Als ich in den letzten Tagen von der Kritik um die Verlobung der bisexuellen Schauspielerin Stephanie Beatriz las, wusste ich schon, dass ich diesem Thema unbedingt einen eigenen Post widmen wusste.

Sofort stellte sich mir – mal wieder – die folgende Frage:

Wie kommen einige Exemplare dieser wundervollen Menschheit überhaupt auf die Idee, sie hätten das Recht, derart persönliche, private Dinge wie beispielsweise die Sexualität eines Menschen in Frage zu stellen?

Zumal die Dame sich doch als bisexuell identifiziert. Wo ist also das Problem? Wieso zur Hölle sollte sie die Beziehung zu einem Mann doch heterosexuell machen? Ist sie plötzlich weniger bisexuell als vor ihrer Beziehung? Verdammt nochmal – NEIN, ist sie nicht! Und hey, selbst wenn sie lesbisch wäre und sich dann doch in einen Mann verlieben und diesen heiraten würde, ginge dies immer noch NIEMANDEN etwas an.

Ich finde es dermaßen unverschämt und diskrimierend, dass vor allem bi- und pansexuelle Menschen Gefahr laufen, noch weniger für voll genommen zu werden, wenn sie dann doch eine Beziehung führen, die „der Norm entspricht“. Niemand außer ihnen selbst hat das Recht, dies zu beurteilen, zu kritisieren oder in Frage zu stellen. NIEMAND.

Ich selbst identifiziere mich als pansexuell/panromantisch, bin seit letztem Jahr mit einem heterosexuellen Mann verheiratet und habe mich in meinem Leben nie mehr „pan“ gefühlt als jetzt. Dass ich Menschen unbhängig ihres Geschlechts attraktiv und interessant finde, hat sich dadurch kein bisschen geändert. PUNKT.

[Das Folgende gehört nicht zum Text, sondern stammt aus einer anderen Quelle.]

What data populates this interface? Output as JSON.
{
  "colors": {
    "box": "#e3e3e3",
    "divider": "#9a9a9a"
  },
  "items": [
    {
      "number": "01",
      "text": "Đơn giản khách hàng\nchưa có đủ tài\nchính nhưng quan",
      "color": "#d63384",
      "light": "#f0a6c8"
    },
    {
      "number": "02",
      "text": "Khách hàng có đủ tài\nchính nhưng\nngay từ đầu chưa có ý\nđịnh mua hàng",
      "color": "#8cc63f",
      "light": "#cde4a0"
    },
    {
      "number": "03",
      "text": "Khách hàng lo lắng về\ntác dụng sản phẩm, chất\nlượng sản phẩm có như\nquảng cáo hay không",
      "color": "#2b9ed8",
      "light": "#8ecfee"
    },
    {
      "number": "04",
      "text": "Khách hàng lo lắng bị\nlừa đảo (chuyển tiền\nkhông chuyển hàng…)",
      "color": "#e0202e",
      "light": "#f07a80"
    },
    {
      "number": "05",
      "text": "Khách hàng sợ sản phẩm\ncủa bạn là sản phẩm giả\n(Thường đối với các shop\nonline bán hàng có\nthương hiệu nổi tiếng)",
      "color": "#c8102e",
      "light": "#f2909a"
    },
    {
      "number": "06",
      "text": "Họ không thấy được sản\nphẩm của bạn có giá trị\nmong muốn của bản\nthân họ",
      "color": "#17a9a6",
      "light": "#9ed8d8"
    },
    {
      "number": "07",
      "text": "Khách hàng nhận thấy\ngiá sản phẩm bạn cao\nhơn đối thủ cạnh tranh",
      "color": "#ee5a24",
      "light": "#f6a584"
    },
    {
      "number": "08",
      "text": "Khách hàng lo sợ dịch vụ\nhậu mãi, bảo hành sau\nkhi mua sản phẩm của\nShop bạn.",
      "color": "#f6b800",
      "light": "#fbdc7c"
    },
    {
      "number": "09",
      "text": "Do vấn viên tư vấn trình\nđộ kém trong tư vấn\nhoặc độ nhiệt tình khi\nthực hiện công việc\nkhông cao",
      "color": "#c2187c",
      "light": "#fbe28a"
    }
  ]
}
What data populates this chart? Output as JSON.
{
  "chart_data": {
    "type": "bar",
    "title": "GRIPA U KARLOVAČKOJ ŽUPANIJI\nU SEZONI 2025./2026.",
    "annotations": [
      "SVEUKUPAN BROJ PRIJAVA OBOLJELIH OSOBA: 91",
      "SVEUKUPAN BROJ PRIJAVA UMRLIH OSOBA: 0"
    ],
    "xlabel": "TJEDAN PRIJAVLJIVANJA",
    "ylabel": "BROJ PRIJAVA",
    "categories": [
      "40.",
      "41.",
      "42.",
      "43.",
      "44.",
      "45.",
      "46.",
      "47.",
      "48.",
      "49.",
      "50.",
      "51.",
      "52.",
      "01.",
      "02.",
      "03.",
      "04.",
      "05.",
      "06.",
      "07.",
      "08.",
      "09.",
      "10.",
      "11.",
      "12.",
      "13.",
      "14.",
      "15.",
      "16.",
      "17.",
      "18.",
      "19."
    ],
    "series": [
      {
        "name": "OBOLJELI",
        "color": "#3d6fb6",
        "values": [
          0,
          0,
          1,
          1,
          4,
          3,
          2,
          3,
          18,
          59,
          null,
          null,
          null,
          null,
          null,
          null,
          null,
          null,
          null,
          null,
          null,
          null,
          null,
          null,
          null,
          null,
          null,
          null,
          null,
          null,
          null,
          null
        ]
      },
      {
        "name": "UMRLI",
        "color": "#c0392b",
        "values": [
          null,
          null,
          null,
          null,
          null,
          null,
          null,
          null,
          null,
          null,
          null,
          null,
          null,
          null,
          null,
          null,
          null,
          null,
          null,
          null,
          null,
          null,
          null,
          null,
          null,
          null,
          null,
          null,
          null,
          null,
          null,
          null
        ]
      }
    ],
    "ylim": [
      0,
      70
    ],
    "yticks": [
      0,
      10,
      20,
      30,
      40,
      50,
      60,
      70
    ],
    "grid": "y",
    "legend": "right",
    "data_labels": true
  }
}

“We’ll make vows that I will take very seriously—till death do us part. But I’ll be bi till the day I die, baby, and I vow to myself to always sing that truth.

Stephanie Beatriz

Und was mich in den letzten Tagen ebenfalls extrem geärgert hat, ist die Tatsache, dass sich einige Leute, die sich „eigentlich“ als pansexuell identifizieren, der Einfachheit halber doch lieber als bisexuell betiteln. Weil man angeblich keinen Bock hat, sich immer und immer wieder erklären zu müssen. Ohje, soll ich Taschentücher verteilen?

Mag sein, dass ich in diesem Fall selbst sehr engstirnig bin, aber ich empfinde solche Aussagen als Schlag in die Magengrube für alle, die dazu stehen, dass sie pan sind und bemüht sind, bei ernsthaften Fragen auch mal aufzuklären. Wenn ich dann höre, dass eine solche Person unserer bezaubernden, hochtoleranten Menschheit „verkaufen“ will, dass für sie Bisexualität bedeutet, auf das eigene und „alle anderen Geschlechter“ zu stehen, ist das für mich einfach falsch und geht gar nicht. Bisexualität und Pansexualität sind einfach zwei unterschiedliche Schubladen, auch wenn sie sich sehr ähneln. Ob man diese Schubladen überhaupt braucht, ist ein anderes Thema, aber es muss trotzdem nicht sein, dass man aus einer Birne einen Apfel macht. Der Einfachheit halber.